The decision comes after EMU’s Safe Return Steering Committee, the Faculty Senate Executive Committee and the University’s Executive leadership team examined other campuses that have grappled with COVID-19 outbreaks following a return to campus and some students gathered socially in large groups, officials said.

“From the outset of our planning process, we have stated that the health, safety and well-being of our campus community were paramount in our actions,” said James Smith, president of Eastern Michigan University. “We also made clear that we would evolve our planning in order to be responsive to the changing science, data, government directives and other critical information regarding COVID-19.

“The events of the last week at campuses across the region and nation demonstrate that despite the best efforts to keep students, employees and communities safe from transmission, the dangers of increasing the spread of the virus and the challenges of maintaining physical distance and safe behavior heading into Labor Day weekend remain quite serious.”

EMU's in-person, on-campus courses make up approximately 20-25 percent of classes for the fall semester. Between Aug. 31-Sept. 20, those classes will be in an online format. 

A few of Michigan's public universities have already began classes, but most start classes next week.

Central Michigan University, which began classes last week, is experiencing a COVID-19 outbreak linked to parties, with 38 cases linked to the CMU community, and eight probable cases as of last week. School officials are threatening to fine or suspend students if they host or attend large gatherings, and possibly sending students home.

Northern Michigan University suspended classes for a week pending delayed COVID-19 test results, but in-person classes resume today.

The Upper Peninsula college tested 7,697 of the campus community, of which 34 were identified to have the virus, according to the NMU's COVID-19 dashboard. Of those, 24 were students living on campus, nine were students living off campus and three were NMU employees.

Unlike CMU, NMU spokesman Derek Hall said those who tested positive were not linked to large gatherings. The number of people who tested positive are 0.44% of the campus community, he said. 

Meanwhile, students and faculty are expressing concerns about face-to-face instruction.

Faculty members at the University of Michigan have protested. UM resident advisers in university housing have asked for more protections, according to the Michigan Daily, UM's student newspaper.
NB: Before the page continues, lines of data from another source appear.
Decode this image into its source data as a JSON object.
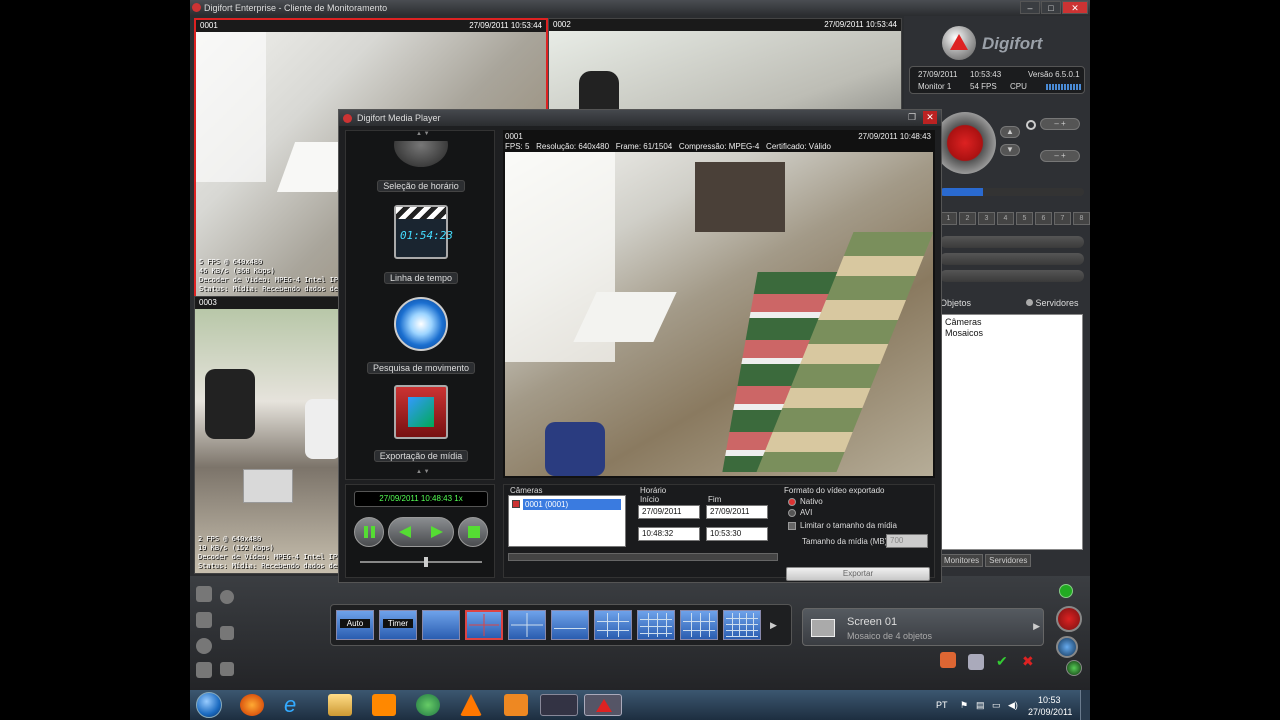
{
  "app": {
    "title": "Digifort Enterprise - Cliente de Monitoramento"
  },
  "cameras": [
    {
      "id": "0001",
      "timestamp": "27/09/2011 10:53:44",
      "info": [
        "5 FPS @ 640x480",
        "46 KB/s (368 Kbps)",
        "Decoder de Video: MPEG-4 Intel IPP",
        "Status: Mídia: Recebendo dados de mídi"
      ]
    },
    {
      "id": "0002",
      "timestamp": "27/09/2011 10:53:44",
      "info": []
    },
    {
      "id": "0003",
      "timestamp": "",
      "info": [
        "2 FPS @ 640x480",
        "19 KB/s (152 Kbps)",
        "Decoder de Vídeo: MPEG-4 Intel IPP",
        "Status: Mídia: Recebendo dados de mídi"
      ]
    }
  ],
  "right_panel": {
    "logo_text": "Digifort",
    "date": "27/09/2011",
    "time": "10:53:43",
    "version": "Versão 6.5.0.1",
    "monitor": "Monitor 1",
    "fps": "54 FPS",
    "cpu_label": "CPU",
    "preset_numbers": [
      "1",
      "2",
      "3",
      "4",
      "5",
      "6",
      "7",
      "8"
    ],
    "tab_objects": "Objetos",
    "tab_servers": "Servidores",
    "tree_items": [
      "Câmeras",
      "Mosaicos"
    ],
    "bottom_tabs": [
      "Monitores",
      "Servidores"
    ]
  },
  "bottom_bar": {
    "layout_buttons": [
      "Auto",
      "Timer"
    ],
    "screen_title": "Screen 01",
    "screen_subtitle": "Mosaico de 4 objetos"
  },
  "media_player": {
    "title": "Digifort Media Player",
    "menu_items": [
      "Seleção de horário",
      "Linha de tempo",
      "Pesquisa de movimento",
      "Exportação de mídia"
    ],
    "clapboard_time": "01:54:23",
    "video": {
      "camera_id": "0001",
      "timestamp": "27/09/2011 10:48:43",
      "fps": "FPS: 5",
      "resolution": "Resolução: 640x480",
      "frame": "Frame: 61/1504",
      "compression": "Compressão: MPEG-4",
      "certificate": "Certificado: Válido"
    },
    "playback_time": "27/09/2011 10:48:43 1x",
    "export": {
      "cameras_label": "Câmeras",
      "camera_item": "0001 (0001)",
      "schedule_label": "Horário",
      "start_label": "Início",
      "end_label": "Fim",
      "start_date": "27/09/2011",
      "end_date": "27/09/2011",
      "start_time": "10:48:32",
      "end_time": "10:53:30",
      "format_label": "Formato do vídeo exportado",
      "format_native": "Nativo",
      "format_avi": "AVI",
      "limit_label": "Limitar o tamanho da mídia",
      "size_label": "Tamanho da mídia (MB):",
      "size_value": "700",
      "export_button": "Exportar"
    }
  },
  "taskbar": {
    "lang": "PT",
    "time": "10:53",
    "date": "27/09/2011"
  }
}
The Daily also spoke with UM President Mark Schlissel, who said he thinks UM has "a very good chance of doing this."

"I’d be foolish to say that I was 100 percent confident because we’ve never done this before," Schlissel said. "To be honest, a big part of the reason we’re doing this, as I mentioned already, is out of a notion of the importance of education. The other things you get out of being on a college campus are the social aspects of learning that occur. But also out of respect to students, I get a little insulted when everybody says there’s no way that students are going to wear masks, and there’s no way that they’re not going to party in dangerous fashions, and there’s no way they’re mature enough to recognize the importance of the moment and behave like the adults that you all are ... I think you can and will step up as a community. I’d like to give the community the chance to actually figure out together, with us, how we can coexist with a disease that none of us welcomes, that’s a real problem for everybody."

Schlissel said he believes "it’s more likely than not that we will make it through the semester."  
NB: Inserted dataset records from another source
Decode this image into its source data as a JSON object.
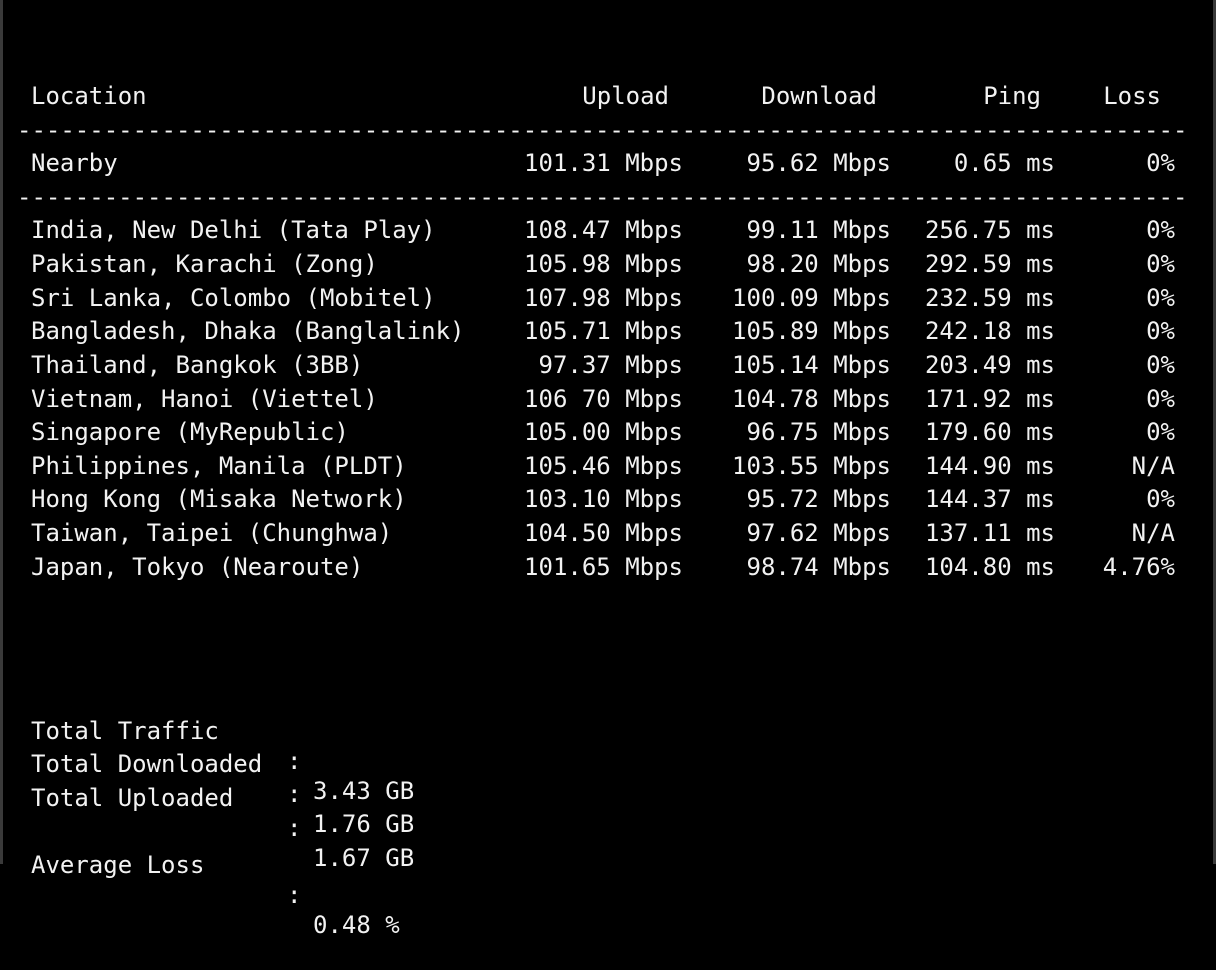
{
  "header": {
    "location": "Location",
    "upload": "Upload",
    "download": "Download",
    "ping": "Ping",
    "loss": "Loss"
  },
  "separator": "----------------------------------------------------------------------------------------------------------------",
  "nearby": {
    "location": "Nearby",
    "upload": "101.31 Mbps",
    "download": "95.62 Mbps",
    "ping": "0.65 ms",
    "loss": "0%"
  },
  "servers": [
    {
      "location": "India, New Delhi (Tata Play)",
      "upload": "108.47 Mbps",
      "download": "99.11 Mbps",
      "ping": "256.75 ms",
      "loss": "0%"
    },
    {
      "location": "Pakistan, Karachi (Zong)",
      "upload": "105.98 Mbps",
      "download": "98.20 Mbps",
      "ping": "292.59 ms",
      "loss": "0%"
    },
    {
      "location": "Sri Lanka, Colombo (Mobitel)",
      "upload": "107.98 Mbps",
      "download": "100.09 Mbps",
      "ping": "232.59 ms",
      "loss": "0%"
    },
    {
      "location": "Bangladesh, Dhaka (Banglalink)",
      "upload": "105.71 Mbps",
      "download": "105.89 Mbps",
      "ping": "242.18 ms",
      "loss": "0%"
    },
    {
      "location": "Thailand, Bangkok (3BB)",
      "upload": "97.37 Mbps",
      "download": "105.14 Mbps",
      "ping": "203.49 ms",
      "loss": "0%"
    },
    {
      "location": "Vietnam, Hanoi (Viettel)",
      "upload": "106 70 Mbps",
      "download": "104.78 Mbps",
      "ping": "171.92 ms",
      "loss": "0%"
    },
    {
      "location": "Singapore (MyRepublic)",
      "upload": "105.00 Mbps",
      "download": "96.75 Mbps",
      "ping": "179.60 ms",
      "loss": "0%"
    },
    {
      "location": "Philippines, Manila (PLDT)",
      "upload": "105.46 Mbps",
      "download": "103.55 Mbps",
      "ping": "144.90 ms",
      "loss": "N/A"
    },
    {
      "location": "Hong Kong (Misaka Network)",
      "upload": "103.10 Mbps",
      "download": "95.72 Mbps",
      "ping": "144.37 ms",
      "loss": "0%"
    },
    {
      "location": "Taiwan, Taipei (Chunghwa)",
      "upload": "104.50 Mbps",
      "download": "97.62 Mbps",
      "ping": "137.11 ms",
      "loss": "N/A"
    },
    {
      "location": "Japan, Tokyo (Nearoute)",
      "upload": "101.65 Mbps",
      "download": "98.74 Mbps",
      "ping": "104.80 ms",
      "loss": "4.76%"
    }
  ],
  "summary": {
    "total_traffic": {
      "label": "Total Traffic",
      "value": "3.43 GB"
    },
    "total_downloaded": {
      "label": "Total Downloaded",
      "value": "1.76 GB"
    },
    "total_uploaded": {
      "label": "Total Uploaded",
      "value": "1.67 GB"
    },
    "average_loss": {
      "label": "Average Loss",
      "value": "0.48 %"
    },
    "colon": ":"
  },
  "colors": {
    "background": "#000000",
    "text": "#f2f2f2"
  }
}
Northern Michigan University graduate students have started a change.org petition that has garnered 715 signatures.

"The Centers for Disease Control’s (CDC) 'Considerations for Institutions of Higher Education' states that an environment which provides entirely virtual learning options, activities and events assumes the lowest risk of COVID-19 spread," according to the change.org petition. "Northern Michigan University is entirely capable of converting to an all-online format for the Fall 2020 semester, as it did for the majority of the Winter 2020 semester. However, current plans for the Fall 2020 semester include small, in-person gatherings which the CDC categorizes as “More Risk”, and “High Risk” for COVID-19 transmission.